A combative debate between Connecticut Sen. Joseph Lieberman and challenger Ned Lamont has exposed Democratic Party fault lines on the Iraq war and set a harsh tone for next month’s primary showdown.

Lieberman, a three-term senator and vice presidential nominee in 2000, emphasized his experience and bluntly dismissed Lamont as a political novice whose call for a timeline on withdrawing troops from Iraq was “dumb.”

But Lamont, a millionaire businessman who has gained on Lieberman in the polls by portraying him as too supportive of President George W. Bush, attacked Lieberman as a knee-jerk cheerleader for the war.

Neither candidate delivered a knock-out blow in Thursday’s debate, analysts said, but the campaign’s focus on Iraq and Lieberman’s plan to run as an independent in November’s mid-term elections if he loses the August 8 primary have brought national attention to the contest.

“We’re getting support inside and outside of Connecticut. People are really paying attention to this race,” Lamont told Reuters on Friday. “It says a lot about the Democratic Party — what kind of party we want to be.”

Lamont’s criticism of Lieberman for his steadfast support of the war has made him a darling of left-wing Internet bloggers who have poured money and grass-roots muscle into his campaign.

His underdog bid in Democratic-leaning Connecticut has highlighted party tensions over the way forward in Iraq. But during Thursday’s debate Lieberman painted Lamont as a one-issue candidate with a shifting understanding of the war.


“Ned Lamont seems to be just running against me based on my stand on one issue: Iraq,” Lieberman said. “I know George Bush. I’ve worked against George Bush. I’ve even run against George Bush.
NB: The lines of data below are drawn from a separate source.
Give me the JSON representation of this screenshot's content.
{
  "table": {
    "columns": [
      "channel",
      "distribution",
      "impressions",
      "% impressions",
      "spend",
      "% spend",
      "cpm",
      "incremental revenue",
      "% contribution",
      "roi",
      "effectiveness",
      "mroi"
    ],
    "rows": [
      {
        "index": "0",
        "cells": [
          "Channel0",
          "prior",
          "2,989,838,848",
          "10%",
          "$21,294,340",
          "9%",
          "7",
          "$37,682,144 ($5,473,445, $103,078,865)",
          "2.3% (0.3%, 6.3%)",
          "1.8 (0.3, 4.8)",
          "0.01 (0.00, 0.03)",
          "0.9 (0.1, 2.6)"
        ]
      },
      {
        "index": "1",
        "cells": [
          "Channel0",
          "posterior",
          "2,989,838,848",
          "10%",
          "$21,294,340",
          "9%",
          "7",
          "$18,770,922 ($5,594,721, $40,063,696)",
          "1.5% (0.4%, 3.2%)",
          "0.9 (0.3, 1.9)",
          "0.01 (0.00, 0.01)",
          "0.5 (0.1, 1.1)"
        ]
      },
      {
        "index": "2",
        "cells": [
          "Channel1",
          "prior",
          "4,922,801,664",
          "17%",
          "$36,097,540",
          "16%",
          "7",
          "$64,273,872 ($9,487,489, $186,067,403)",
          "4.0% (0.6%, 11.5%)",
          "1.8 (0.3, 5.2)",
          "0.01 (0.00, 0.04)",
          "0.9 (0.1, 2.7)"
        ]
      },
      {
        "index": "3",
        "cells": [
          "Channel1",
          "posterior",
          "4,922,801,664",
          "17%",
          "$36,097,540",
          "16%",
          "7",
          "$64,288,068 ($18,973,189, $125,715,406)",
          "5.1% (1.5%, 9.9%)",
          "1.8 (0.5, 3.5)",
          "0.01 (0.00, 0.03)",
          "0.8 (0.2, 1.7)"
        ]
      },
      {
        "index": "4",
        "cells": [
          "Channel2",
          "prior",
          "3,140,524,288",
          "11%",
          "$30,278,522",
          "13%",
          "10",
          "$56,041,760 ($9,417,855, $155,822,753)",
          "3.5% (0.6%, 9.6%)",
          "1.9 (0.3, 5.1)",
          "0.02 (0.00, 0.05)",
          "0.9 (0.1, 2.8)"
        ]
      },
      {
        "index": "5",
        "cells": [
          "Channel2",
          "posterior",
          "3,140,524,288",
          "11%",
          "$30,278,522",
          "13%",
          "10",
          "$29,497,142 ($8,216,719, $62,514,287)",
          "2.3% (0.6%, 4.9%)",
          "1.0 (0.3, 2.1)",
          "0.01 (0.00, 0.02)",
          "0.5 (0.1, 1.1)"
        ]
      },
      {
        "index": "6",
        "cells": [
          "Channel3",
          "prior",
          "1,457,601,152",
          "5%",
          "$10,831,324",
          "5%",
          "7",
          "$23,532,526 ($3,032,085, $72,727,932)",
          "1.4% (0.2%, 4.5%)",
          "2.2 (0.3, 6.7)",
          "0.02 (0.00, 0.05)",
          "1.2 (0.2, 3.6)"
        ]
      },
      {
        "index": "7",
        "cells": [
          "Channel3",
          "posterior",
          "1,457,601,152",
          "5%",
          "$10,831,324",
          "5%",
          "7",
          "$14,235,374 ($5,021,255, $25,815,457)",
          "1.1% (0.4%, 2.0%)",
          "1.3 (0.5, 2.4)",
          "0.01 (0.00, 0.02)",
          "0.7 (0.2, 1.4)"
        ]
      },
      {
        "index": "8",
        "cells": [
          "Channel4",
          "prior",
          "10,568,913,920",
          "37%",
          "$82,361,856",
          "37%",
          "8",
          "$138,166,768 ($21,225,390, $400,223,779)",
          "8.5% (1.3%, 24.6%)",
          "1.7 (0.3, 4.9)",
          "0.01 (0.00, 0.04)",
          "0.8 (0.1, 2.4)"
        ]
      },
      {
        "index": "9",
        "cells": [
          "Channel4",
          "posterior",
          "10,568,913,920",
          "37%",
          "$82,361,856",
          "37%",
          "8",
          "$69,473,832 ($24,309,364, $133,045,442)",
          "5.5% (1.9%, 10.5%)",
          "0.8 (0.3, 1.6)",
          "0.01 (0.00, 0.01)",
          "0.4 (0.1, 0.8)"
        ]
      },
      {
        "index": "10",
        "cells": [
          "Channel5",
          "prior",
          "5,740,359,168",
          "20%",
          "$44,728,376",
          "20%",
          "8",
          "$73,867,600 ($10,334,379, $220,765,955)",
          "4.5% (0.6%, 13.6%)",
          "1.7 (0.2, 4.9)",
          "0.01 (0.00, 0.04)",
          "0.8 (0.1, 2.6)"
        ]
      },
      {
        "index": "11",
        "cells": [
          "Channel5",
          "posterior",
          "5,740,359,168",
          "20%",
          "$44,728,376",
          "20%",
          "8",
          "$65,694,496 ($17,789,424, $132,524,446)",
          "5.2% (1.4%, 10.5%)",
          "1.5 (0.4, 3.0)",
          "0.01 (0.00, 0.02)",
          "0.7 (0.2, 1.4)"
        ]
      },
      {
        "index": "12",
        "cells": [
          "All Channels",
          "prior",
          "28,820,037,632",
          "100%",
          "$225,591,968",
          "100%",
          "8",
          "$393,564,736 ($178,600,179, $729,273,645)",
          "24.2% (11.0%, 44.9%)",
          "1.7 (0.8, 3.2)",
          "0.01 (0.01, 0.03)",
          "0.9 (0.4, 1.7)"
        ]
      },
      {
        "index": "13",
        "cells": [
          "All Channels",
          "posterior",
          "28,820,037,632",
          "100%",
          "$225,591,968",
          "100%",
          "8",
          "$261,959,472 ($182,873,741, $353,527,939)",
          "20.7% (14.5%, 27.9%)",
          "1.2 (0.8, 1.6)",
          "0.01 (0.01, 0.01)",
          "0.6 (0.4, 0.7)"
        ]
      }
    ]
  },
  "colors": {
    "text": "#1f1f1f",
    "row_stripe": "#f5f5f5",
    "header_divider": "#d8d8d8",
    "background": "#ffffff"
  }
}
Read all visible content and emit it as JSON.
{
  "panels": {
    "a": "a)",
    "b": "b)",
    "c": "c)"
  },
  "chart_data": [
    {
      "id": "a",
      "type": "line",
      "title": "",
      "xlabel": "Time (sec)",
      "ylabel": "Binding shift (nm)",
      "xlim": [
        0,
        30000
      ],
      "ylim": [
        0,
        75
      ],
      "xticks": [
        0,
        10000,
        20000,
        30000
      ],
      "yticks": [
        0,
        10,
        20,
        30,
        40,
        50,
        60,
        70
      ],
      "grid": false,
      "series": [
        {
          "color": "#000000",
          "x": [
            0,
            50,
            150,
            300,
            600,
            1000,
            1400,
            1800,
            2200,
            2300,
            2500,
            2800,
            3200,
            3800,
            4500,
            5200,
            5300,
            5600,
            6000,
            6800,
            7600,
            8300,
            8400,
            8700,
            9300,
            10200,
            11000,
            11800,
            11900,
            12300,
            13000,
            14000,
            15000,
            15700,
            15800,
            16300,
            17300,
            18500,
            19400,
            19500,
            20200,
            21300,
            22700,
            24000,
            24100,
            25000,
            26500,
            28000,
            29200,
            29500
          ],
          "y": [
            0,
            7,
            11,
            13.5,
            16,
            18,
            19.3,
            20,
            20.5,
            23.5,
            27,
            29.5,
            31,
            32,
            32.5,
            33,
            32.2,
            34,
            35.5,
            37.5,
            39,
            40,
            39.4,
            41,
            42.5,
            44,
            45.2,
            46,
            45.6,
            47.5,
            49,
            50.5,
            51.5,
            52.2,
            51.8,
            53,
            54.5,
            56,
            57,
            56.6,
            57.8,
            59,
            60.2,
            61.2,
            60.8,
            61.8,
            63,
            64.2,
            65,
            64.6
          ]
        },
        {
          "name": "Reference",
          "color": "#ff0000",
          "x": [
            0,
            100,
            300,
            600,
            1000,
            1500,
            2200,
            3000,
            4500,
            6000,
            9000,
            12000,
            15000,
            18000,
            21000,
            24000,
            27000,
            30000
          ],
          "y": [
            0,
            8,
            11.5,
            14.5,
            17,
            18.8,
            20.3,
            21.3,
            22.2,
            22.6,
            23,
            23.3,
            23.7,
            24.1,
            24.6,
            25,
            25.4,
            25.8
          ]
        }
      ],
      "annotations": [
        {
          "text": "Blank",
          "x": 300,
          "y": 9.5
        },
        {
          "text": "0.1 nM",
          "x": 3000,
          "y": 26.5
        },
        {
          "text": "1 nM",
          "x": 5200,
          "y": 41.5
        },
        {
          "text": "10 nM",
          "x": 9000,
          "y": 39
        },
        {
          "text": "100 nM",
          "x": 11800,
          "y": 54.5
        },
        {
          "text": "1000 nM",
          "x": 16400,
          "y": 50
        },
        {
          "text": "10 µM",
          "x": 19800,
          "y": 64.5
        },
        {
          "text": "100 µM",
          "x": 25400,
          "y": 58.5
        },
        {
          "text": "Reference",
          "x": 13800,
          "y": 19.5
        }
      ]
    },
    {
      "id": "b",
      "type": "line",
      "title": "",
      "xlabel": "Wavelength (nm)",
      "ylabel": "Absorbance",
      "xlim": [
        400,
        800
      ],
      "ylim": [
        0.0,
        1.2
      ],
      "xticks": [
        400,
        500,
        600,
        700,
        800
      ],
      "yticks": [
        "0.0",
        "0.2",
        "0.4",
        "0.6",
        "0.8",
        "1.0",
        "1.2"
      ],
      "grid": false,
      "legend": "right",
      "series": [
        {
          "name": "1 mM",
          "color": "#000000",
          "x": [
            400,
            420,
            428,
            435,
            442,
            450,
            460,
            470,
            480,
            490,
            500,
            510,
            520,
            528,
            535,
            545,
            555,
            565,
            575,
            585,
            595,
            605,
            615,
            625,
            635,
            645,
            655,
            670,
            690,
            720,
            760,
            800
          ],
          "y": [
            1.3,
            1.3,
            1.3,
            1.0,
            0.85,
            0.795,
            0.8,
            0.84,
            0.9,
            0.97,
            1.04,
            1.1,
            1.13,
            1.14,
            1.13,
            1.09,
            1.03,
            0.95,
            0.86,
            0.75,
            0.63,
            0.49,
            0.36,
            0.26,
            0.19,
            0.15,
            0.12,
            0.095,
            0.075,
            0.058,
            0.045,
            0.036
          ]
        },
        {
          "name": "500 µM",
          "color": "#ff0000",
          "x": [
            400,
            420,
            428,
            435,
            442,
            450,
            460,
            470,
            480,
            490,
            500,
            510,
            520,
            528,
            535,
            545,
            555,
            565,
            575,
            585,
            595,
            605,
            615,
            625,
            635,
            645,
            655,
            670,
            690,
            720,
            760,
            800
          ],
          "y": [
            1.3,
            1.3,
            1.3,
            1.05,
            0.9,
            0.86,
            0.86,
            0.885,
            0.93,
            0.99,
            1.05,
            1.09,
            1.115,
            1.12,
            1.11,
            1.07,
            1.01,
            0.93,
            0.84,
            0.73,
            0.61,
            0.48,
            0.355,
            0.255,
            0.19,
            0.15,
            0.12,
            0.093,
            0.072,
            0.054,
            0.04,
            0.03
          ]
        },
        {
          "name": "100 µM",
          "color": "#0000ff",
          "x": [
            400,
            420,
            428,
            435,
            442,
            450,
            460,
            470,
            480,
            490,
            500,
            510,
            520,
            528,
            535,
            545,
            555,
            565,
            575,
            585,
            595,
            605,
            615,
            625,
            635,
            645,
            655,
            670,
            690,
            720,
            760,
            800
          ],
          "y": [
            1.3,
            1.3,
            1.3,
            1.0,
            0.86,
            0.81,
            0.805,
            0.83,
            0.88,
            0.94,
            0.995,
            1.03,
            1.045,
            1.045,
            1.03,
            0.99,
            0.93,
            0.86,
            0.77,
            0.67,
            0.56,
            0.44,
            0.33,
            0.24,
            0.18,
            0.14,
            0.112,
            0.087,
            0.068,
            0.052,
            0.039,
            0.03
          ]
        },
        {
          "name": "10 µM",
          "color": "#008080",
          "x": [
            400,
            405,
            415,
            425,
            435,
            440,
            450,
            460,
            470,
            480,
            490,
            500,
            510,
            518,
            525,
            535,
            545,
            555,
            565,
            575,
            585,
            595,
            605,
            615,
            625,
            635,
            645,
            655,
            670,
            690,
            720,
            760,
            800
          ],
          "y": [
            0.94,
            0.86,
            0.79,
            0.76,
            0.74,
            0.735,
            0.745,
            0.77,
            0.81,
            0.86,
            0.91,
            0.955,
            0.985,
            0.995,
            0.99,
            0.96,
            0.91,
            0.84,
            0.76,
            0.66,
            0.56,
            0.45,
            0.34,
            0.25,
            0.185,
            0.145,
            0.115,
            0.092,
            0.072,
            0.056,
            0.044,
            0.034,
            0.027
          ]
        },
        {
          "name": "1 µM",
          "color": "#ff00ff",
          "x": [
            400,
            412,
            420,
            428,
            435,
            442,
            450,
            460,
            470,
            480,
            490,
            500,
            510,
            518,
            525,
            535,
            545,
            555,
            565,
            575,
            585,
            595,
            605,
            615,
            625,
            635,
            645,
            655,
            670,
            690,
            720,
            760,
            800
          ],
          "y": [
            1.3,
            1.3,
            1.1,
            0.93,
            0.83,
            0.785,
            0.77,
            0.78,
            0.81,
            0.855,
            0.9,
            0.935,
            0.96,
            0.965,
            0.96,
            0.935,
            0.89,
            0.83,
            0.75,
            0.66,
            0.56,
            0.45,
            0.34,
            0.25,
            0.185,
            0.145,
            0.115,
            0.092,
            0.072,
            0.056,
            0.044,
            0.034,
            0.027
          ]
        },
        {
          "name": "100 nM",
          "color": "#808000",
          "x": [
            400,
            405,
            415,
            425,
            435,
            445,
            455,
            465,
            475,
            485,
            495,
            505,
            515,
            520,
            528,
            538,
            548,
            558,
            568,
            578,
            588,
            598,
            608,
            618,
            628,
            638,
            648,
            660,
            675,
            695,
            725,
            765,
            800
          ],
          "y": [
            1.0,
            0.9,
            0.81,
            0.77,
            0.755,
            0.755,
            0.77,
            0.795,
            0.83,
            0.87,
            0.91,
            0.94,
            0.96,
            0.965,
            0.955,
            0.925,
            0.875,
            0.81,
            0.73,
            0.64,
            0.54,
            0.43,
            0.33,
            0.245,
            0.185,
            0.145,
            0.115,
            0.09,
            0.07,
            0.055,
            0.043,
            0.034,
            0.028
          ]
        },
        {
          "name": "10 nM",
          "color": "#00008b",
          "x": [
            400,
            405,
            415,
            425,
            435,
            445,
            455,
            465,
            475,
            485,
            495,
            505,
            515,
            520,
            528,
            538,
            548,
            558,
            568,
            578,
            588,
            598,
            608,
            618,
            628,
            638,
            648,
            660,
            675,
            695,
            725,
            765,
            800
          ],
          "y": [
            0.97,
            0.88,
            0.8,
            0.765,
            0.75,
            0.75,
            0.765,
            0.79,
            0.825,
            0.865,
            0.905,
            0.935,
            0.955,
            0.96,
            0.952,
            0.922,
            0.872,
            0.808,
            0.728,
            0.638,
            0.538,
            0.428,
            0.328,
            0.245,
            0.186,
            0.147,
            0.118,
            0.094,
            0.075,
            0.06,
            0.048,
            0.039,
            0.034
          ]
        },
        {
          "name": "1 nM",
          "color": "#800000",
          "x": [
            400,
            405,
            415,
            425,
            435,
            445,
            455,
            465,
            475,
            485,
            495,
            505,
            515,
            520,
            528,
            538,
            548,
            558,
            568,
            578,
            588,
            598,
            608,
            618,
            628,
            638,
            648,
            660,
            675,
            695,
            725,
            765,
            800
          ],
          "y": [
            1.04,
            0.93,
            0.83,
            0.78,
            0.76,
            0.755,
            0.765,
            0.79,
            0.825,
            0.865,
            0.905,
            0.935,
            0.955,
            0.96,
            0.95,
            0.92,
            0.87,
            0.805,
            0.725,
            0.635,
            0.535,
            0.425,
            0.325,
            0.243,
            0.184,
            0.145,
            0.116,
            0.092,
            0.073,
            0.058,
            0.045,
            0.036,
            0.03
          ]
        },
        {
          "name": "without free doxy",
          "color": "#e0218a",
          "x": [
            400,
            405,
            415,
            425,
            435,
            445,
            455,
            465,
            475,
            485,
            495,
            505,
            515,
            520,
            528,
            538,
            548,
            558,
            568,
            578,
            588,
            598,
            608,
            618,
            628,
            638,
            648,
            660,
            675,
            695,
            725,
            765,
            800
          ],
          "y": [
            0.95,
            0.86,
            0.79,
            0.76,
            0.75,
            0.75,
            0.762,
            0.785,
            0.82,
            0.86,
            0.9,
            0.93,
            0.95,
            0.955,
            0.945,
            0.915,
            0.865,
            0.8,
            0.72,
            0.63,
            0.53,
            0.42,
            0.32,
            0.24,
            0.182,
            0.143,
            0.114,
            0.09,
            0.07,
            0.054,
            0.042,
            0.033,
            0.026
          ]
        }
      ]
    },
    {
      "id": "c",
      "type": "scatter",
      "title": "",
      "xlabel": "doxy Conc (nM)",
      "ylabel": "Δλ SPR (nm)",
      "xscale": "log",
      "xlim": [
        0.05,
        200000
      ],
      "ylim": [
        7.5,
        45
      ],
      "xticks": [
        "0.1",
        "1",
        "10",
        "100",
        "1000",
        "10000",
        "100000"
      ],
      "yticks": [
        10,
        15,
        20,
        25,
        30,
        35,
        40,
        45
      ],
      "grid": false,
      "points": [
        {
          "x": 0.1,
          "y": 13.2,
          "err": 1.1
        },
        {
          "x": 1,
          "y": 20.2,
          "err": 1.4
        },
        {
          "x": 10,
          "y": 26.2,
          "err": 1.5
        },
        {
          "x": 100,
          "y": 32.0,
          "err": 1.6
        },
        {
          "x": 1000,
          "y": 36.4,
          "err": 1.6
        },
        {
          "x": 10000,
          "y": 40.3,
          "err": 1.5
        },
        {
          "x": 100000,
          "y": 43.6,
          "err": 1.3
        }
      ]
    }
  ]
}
But Ned, I’m not George Bush.”

The debate’s sometimes caustic exchanges mirrored the tough negative ads that both candidates are airing in the state, including one from Lamont combining images of Bush with audio from Lieberman that makes it seem like the president is speaking in Lieberman’s voice.

“They both held their own,” said Scott McLean, chairman of the political science department at Connecticut’s Quinnipiac University. “Politically that’s a win for Lamont because Lamont just needs to show that he can stand there next to Lieberman toe-to-toe and trade shots and not commit a blunder.”

Lamont said he accomplished his goal during the debate. “I wanted them to know who I am and what I stand for,” he said.

Kenneth Dautrich, a professor of public policy at the University of Connecticut, said Lamont did a good job of bringing the issue back to Lieberman’s support for Bush’s war policies.

But he said Lieberman probably did a better job of appealing to the broad audience by talking about his independence and his accomplishments for the state.

“Both can claim victory for different reasons,” he said.

Analysts say Lieberman, who is more popular with Republicans and independents in Connecticut than with Democrats, would likely win the election as an independent even if he loses the primary.